Date of Award

2011

Degree Type

Dissertation

Degree Name

Doctor of Philosophy (PhD)

Department

Education

First Advisor

Susan Roush

Abstract

Purpose:

International service-learning (ISL) is popular in higher education, and many physical therapy educational programs are adding ISL opportunities to their curricula because doing so aligns with student interest and the increasingly global nature of the profession. The faculty leading these experiences have not been studied. Nearly all faculty in physical therapy programs are educated as therapists and not as teachers. Most do not have any background in pedagogical practice or educational theory. The purpose of this study was to describe faculty leading ISL experiences in physical therapy educational programs and compare them to faculty who do not participate in ISL. Of specific interest were demographic variables, teaching style, and educational theoretical frames.

Method:

Data were collected using an online Faculty Survey. Responses from 205 physical therapy faculty subjects from across the United States were used for analysis. Forty seven (23%) of these subjects reported having participated in international service-learning.
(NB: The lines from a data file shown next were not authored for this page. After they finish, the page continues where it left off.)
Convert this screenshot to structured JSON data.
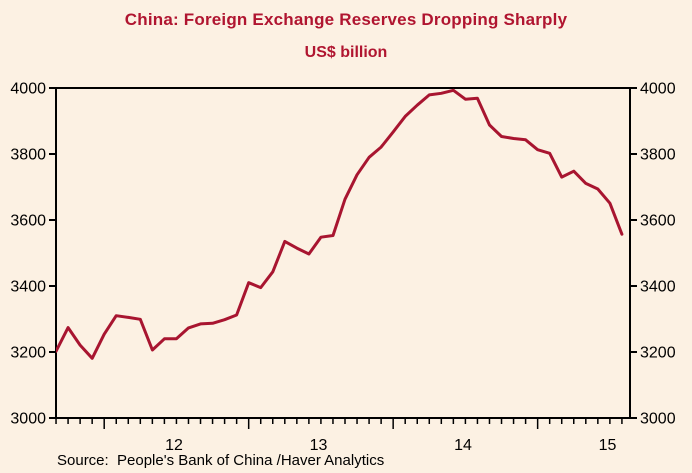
{
  "page": {
    "background": "#FCF1E3"
  },
  "chart_data": {
    "type": "line",
    "title": "China: Foreign Exchange Reserves Dropping Sharply",
    "subtitle": "US$ billion",
    "source": "Source:  People's Bank of China /Haver Analytics",
    "title_color": "#B01530",
    "line_color": "#A81530",
    "axis_color": "#000000",
    "tick_label_color": "#000000",
    "grid": false,
    "legend_position": "none",
    "ylim": [
      3000,
      4000
    ],
    "y_ticks": [
      3000,
      3200,
      3400,
      3600,
      3800,
      4000
    ],
    "x_year_labels": [
      "12",
      "13",
      "14",
      "15"
    ],
    "series_name": "China foreign exchange reserves (US$ billion, monthly)",
    "months": [
      "2011-08",
      "2011-09",
      "2011-10",
      "2011-11",
      "2011-12",
      "2012-01",
      "2012-02",
      "2012-03",
      "2012-04",
      "2012-05",
      "2012-06",
      "2012-07",
      "2012-08",
      "2012-09",
      "2012-10",
      "2012-11",
      "2012-12",
      "2013-01",
      "2013-02",
      "2013-03",
      "2013-04",
      "2013-05",
      "2013-06",
      "2013-07",
      "2013-08",
      "2013-09",
      "2013-10",
      "2013-11",
      "2013-12",
      "2014-01",
      "2014-02",
      "2014-03",
      "2014-04",
      "2014-05",
      "2014-06",
      "2014-07",
      "2014-08",
      "2014-09",
      "2014-10",
      "2014-11",
      "2014-12",
      "2015-01",
      "2015-02",
      "2015-03",
      "2015-04",
      "2015-05",
      "2015-06",
      "2015-07",
      "2015-08"
    ],
    "values": [
      3262,
      3202,
      3274,
      3221,
      3181,
      3254,
      3310,
      3305,
      3299,
      3206,
      3240,
      3240,
      3273,
      3285,
      3287,
      3298,
      3312,
      3410,
      3395,
      3443,
      3535,
      3515,
      3497,
      3548,
      3553,
      3663,
      3737,
      3790,
      3821,
      3867,
      3914,
      3948,
      3979,
      3984,
      3993,
      3966,
      3969,
      3888,
      3853,
      3847,
      3843,
      3813,
      3802,
      3730,
      3748,
      3711,
      3694,
      3651,
      3557
    ]
  }
}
Data from faculty who participate in ISL (Y-ISL) were compared to those of faculty who do not participate in ISL (N-ISL).

Analysis/Results:

When comparing the Y-ISL and the N-ISL groups in terms of their demographics using descriptive statistics, t-test analysis, or chi-square analysis differences were found only in age and years of practice. In terms of teaching style type (TST) - Expert/Formal Authority; Personal Model/Formal Authority/Delegator; Formal Authority/Delegator; Formal Authority/Facilitator/Delegator; Delegator/ Facilitator, chi-square analysis results indicate that there is no significant association between TST and Y-ISL and N-ISL. When exploring the theoretical frame types (TFT); progressive, critical, and professional - chi-square analysis indicated that there is a significant association between TFT and Y-ISL and N-ISL. Y-ISL faculty are more likely than N-ISL faculty to come from a critical theory frame. Regression analysis resulted in a model that is unable to predict Y-ISL or N-ISL group membership based on faculty demographics, TST, and TFT.

Discussion:

The relevance of the study findings in relation to institutions of higher education, the field of physical therapy in general, physical therapy educational programs both with and without ISL programs and individual faculty are addressed.